By: R.E. Johnson
Published in: PLoPD2
Category: Accounting, Transaction Processing
Summary: Business transaction processing systems cause master files of accounts to be updated. These patterns describe how these systems work and how to improve them.
Businesses need to prove that things are as they say they are, so they must turn everything into a transaction that can be recorded. The current state of a business should be apparent from the aggregate record.
You're using Business Transactions. Use different representations of transactions during processing from those for archival purposes. Don't archive transactions until you've finished all processing related to a business event, including rerunning it and generating management information.
Keep a set of accounts that track the current state of the business. State variables are attributes of the accounts.
Some transactions are composite transactions, so post a transaction to several accounts; e.g., a sales transaction might be posted to a sales system, an inventory system, and an accounts receivable system.
Never change a transaction once it has been posted. Instead, post an "adjustment" transaction.
Finalize all transactions in a month-end closing. If accounts are out of balance, then transactions can be adjusted to fix the problems. After a month-end closing, transactions for that month cannot be changed. Closings can also occur weekly, quarterly, or yearly.

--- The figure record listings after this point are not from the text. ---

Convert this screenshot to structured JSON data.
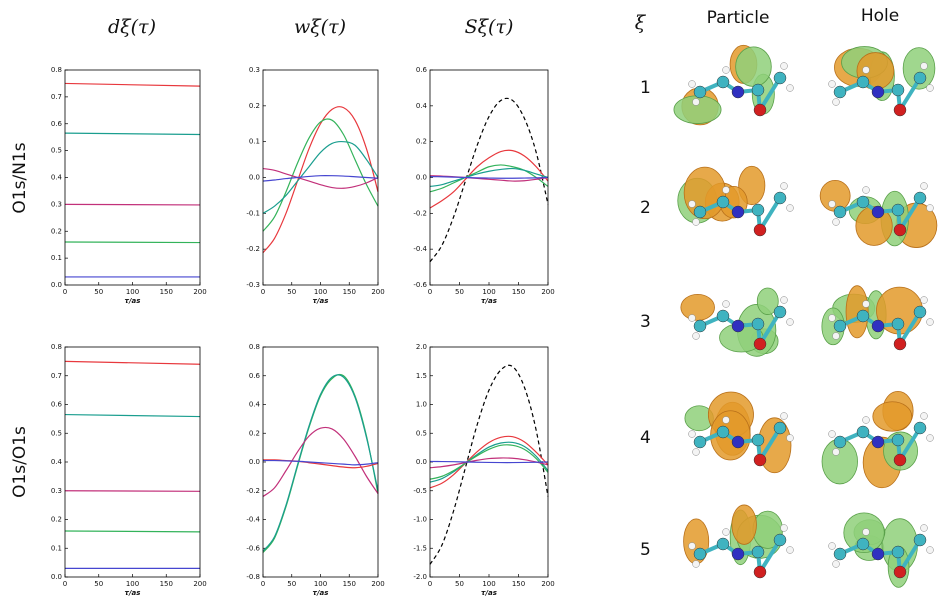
{
  "column_titles": [
    "dξ(τ)",
    "wξ(τ)",
    "Sξ(τ)"
  ],
  "row_labels": [
    "O1s/N1s",
    "O1s/O1s"
  ],
  "orbitals": {
    "header": "ξ",
    "columns": [
      "Particle",
      "Hole"
    ],
    "rows": [
      "1",
      "2",
      "3",
      "4",
      "5"
    ]
  },
  "chart_data": [
    {
      "type": "line",
      "xlabel": "τ/as",
      "x": [
        0,
        200
      ],
      "xlim": [
        0,
        200
      ],
      "xticks": [
        0,
        50,
        100,
        150,
        200
      ],
      "ylim": [
        0,
        0.8
      ],
      "yticks": [
        {
          "value": 0,
          "label": "0.0"
        },
        0.1,
        0.2,
        0.3,
        0.4,
        0.5,
        0.6,
        0.7,
        0.8
      ],
      "series": [
        {
          "color": "#e8383d",
          "values": [
            0.75,
            0.74
          ]
        },
        {
          "color": "#1a9e8f",
          "values": [
            0.565,
            0.56
          ]
        },
        {
          "color": "#c2307a",
          "values": [
            0.3,
            0.298
          ]
        },
        {
          "color": "#33b35a",
          "values": [
            0.16,
            0.158
          ]
        },
        {
          "color": "#4646d0",
          "values": [
            0.03,
            0.03
          ]
        }
      ]
    },
    {
      "type": "line",
      "xlabel": "τ/as",
      "x": [
        0,
        20,
        40,
        60,
        80,
        100,
        120,
        140,
        160,
        180,
        200
      ],
      "xlim": [
        0,
        200
      ],
      "xticks": [
        0,
        50,
        100,
        150,
        200
      ],
      "ylim": [
        -0.3,
        0.3
      ],
      "yticks": [
        -0.3,
        -0.2,
        -0.1,
        {
          "value": 0,
          "label": "0.0"
        },
        0.1,
        0.2,
        0.3
      ],
      "series": [
        {
          "color": "#e8383d",
          "values": [
            -0.21,
            -0.17,
            -0.1,
            -0.01,
            0.08,
            0.15,
            0.19,
            0.195,
            0.16,
            0.08,
            -0.04
          ]
        },
        {
          "color": "#33b35a",
          "values": [
            -0.15,
            -0.11,
            -0.04,
            0.04,
            0.11,
            0.155,
            0.16,
            0.12,
            0.05,
            -0.02,
            -0.08
          ]
        },
        {
          "color": "#1a9e8f",
          "values": [
            -0.1,
            -0.08,
            -0.05,
            -0.01,
            0.03,
            0.07,
            0.095,
            0.1,
            0.09,
            0.05,
            0
          ]
        },
        {
          "color": "#c2307a",
          "values": [
            0.025,
            0.02,
            0.01,
            0,
            -0.01,
            -0.02,
            -0.028,
            -0.03,
            -0.025,
            -0.015,
            0
          ]
        },
        {
          "color": "#4646d0",
          "values": [
            -0.01,
            -0.007,
            -0.003,
            0,
            0.003,
            0.005,
            0.005,
            0.004,
            0.002,
            0,
            -0.002
          ]
        }
      ]
    },
    {
      "type": "line",
      "xlabel": "τ/as",
      "x": [
        0,
        20,
        40,
        60,
        80,
        100,
        120,
        140,
        160,
        180,
        200
      ],
      "xlim": [
        0,
        200
      ],
      "xticks": [
        0,
        50,
        100,
        150,
        200
      ],
      "ylim": [
        -0.6,
        0.6
      ],
      "yticks": [
        -0.6,
        -0.4,
        -0.2,
        {
          "value": 0,
          "label": "0.0"
        },
        0.2,
        0.4,
        0.6
      ],
      "series": [
        {
          "color": "#000000",
          "dashed": true,
          "values": [
            -0.47,
            -0.38,
            -0.22,
            -0.02,
            0.18,
            0.34,
            0.43,
            0.43,
            0.33,
            0.14,
            -0.15
          ]
        },
        {
          "color": "#e8383d",
          "values": [
            -0.17,
            -0.13,
            -0.08,
            -0.01,
            0.06,
            0.11,
            0.145,
            0.15,
            0.12,
            0.06,
            -0.02
          ]
        },
        {
          "color": "#33b35a",
          "values": [
            -0.08,
            -0.06,
            -0.03,
            0,
            0.03,
            0.06,
            0.07,
            0.06,
            0.04,
            0,
            -0.05
          ]
        },
        {
          "color": "#1a9e8f",
          "values": [
            -0.05,
            -0.04,
            -0.02,
            0,
            0.02,
            0.035,
            0.045,
            0.05,
            0.04,
            0.02,
            0
          ]
        },
        {
          "color": "#c2307a",
          "values": [
            0.01,
            0.008,
            0.004,
            0,
            -0.005,
            -0.01,
            -0.015,
            -0.02,
            -0.018,
            -0.01,
            0
          ]
        },
        {
          "color": "#4646d0",
          "values": [
            0.005,
            0.004,
            0.002,
            0,
            -0.002,
            -0.003,
            -0.004,
            -0.004,
            -0.003,
            -0.002,
            0
          ]
        }
      ]
    },
    {
      "type": "line",
      "xlabel": "τ/as",
      "x": [
        0,
        200
      ],
      "xlim": [
        0,
        200
      ],
      "xticks": [
        0,
        50,
        100,
        150,
        200
      ],
      "ylim": [
        0,
        0.8
      ],
      "yticks": [
        {
          "value": 0,
          "label": "0.0"
        },
        0.1,
        0.2,
        0.3,
        0.4,
        0.5,
        0.6,
        0.7,
        0.8
      ],
      "series": [
        {
          "color": "#e8383d",
          "values": [
            0.75,
            0.74
          ]
        },
        {
          "color": "#1a9e8f",
          "values": [
            0.565,
            0.558
          ]
        },
        {
          "color": "#c2307a",
          "values": [
            0.3,
            0.298
          ]
        },
        {
          "color": "#33b35a",
          "values": [
            0.16,
            0.157
          ]
        },
        {
          "color": "#4646d0",
          "values": [
            0.03,
            0.03
          ]
        }
      ]
    },
    {
      "type": "line",
      "xlabel": "τ/as",
      "x": [
        0,
        20,
        40,
        60,
        80,
        100,
        120,
        140,
        160,
        180,
        200
      ],
      "xlim": [
        0,
        200
      ],
      "xticks": [
        0,
        50,
        100,
        150,
        200
      ],
      "ylim": [
        -0.8,
        0.8
      ],
      "yticks": [
        -0.8,
        -0.6,
        -0.4,
        -0.2,
        {
          "value": 0,
          "label": "0.0"
        },
        0.2,
        0.4,
        0.6,
        0.8
      ],
      "series": [
        {
          "color": "#33b35a",
          "values": [
            -0.63,
            -0.53,
            -0.31,
            -0.03,
            0.24,
            0.46,
            0.58,
            0.6,
            0.46,
            0.18,
            -0.22
          ]
        },
        {
          "color": "#1a9e8f",
          "values": [
            -0.62,
            -0.52,
            -0.3,
            -0.02,
            0.25,
            0.47,
            0.59,
            0.59,
            0.45,
            0.17,
            -0.2
          ]
        },
        {
          "color": "#c2307a",
          "values": [
            -0.24,
            -0.18,
            -0.06,
            0.07,
            0.18,
            0.235,
            0.23,
            0.16,
            0.04,
            -0.1,
            -0.22
          ]
        },
        {
          "color": "#e8383d",
          "values": [
            0.015,
            0.015,
            0.01,
            0.005,
            -0.005,
            -0.015,
            -0.025,
            -0.035,
            -0.04,
            -0.03,
            -0.01
          ]
        },
        {
          "color": "#4646d0",
          "values": [
            0.01,
            0.01,
            0.008,
            0.005,
            0,
            -0.005,
            -0.01,
            -0.015,
            -0.02,
            -0.015,
            -0.005
          ]
        }
      ]
    },
    {
      "type": "line",
      "xlabel": "τ/as",
      "x": [
        0,
        20,
        40,
        60,
        80,
        100,
        120,
        140,
        160,
        180,
        200
      ],
      "xlim": [
        0,
        200
      ],
      "xticks": [
        0,
        50,
        100,
        150,
        200
      ],
      "ylim": [
        -2,
        2
      ],
      "yticks": [
        {
          "value": -2,
          "label": "-2.0"
        },
        -1.5,
        {
          "value": -1,
          "label": "-1.0"
        },
        -0.5,
        {
          "value": 0,
          "label": "0.0"
        },
        0.5,
        {
          "value": 1,
          "label": "1.0"
        },
        1.5,
        {
          "value": 2,
          "label": "2.0"
        }
      ],
      "series": [
        {
          "color": "#000000",
          "dashed": true,
          "values": [
            -1.78,
            -1.45,
            -0.85,
            -0.1,
            0.65,
            1.25,
            1.6,
            1.66,
            1.3,
            0.55,
            -0.6
          ]
        },
        {
          "color": "#e8383d",
          "values": [
            -0.45,
            -0.37,
            -0.22,
            -0.02,
            0.18,
            0.34,
            0.43,
            0.44,
            0.35,
            0.17,
            -0.05
          ]
        },
        {
          "color": "#1a9e8f",
          "values": [
            -0.35,
            -0.29,
            -0.17,
            -0.02,
            0.13,
            0.26,
            0.33,
            0.34,
            0.27,
            0.1,
            -0.15
          ]
        },
        {
          "color": "#33b35a",
          "values": [
            -0.3,
            -0.25,
            -0.15,
            -0.02,
            0.11,
            0.22,
            0.29,
            0.29,
            0.22,
            0.06,
            -0.18
          ]
        },
        {
          "color": "#c2307a",
          "values": [
            -0.1,
            -0.08,
            -0.05,
            -0.01,
            0.03,
            0.06,
            0.07,
            0.065,
            0.04,
            0,
            -0.05
          ]
        },
        {
          "color": "#4646d0",
          "values": [
            0.01,
            0.008,
            0.005,
            0,
            -0.004,
            -0.008,
            -0.01,
            -0.01,
            -0.008,
            -0.004,
            0
          ]
        }
      ]
    }
  ]
}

Separate business rules from transaction-processing software and store them in a database. Each rule must have a specified time during which it is valid. This allows you to stop programming in terms of the implementation language and start programming in the language of the rules themselves.
Process all transactions when they are entered into the system. This includes posting them to accounts, updating the attributes of those accounts, and checking for any dependencies on the updated attributes.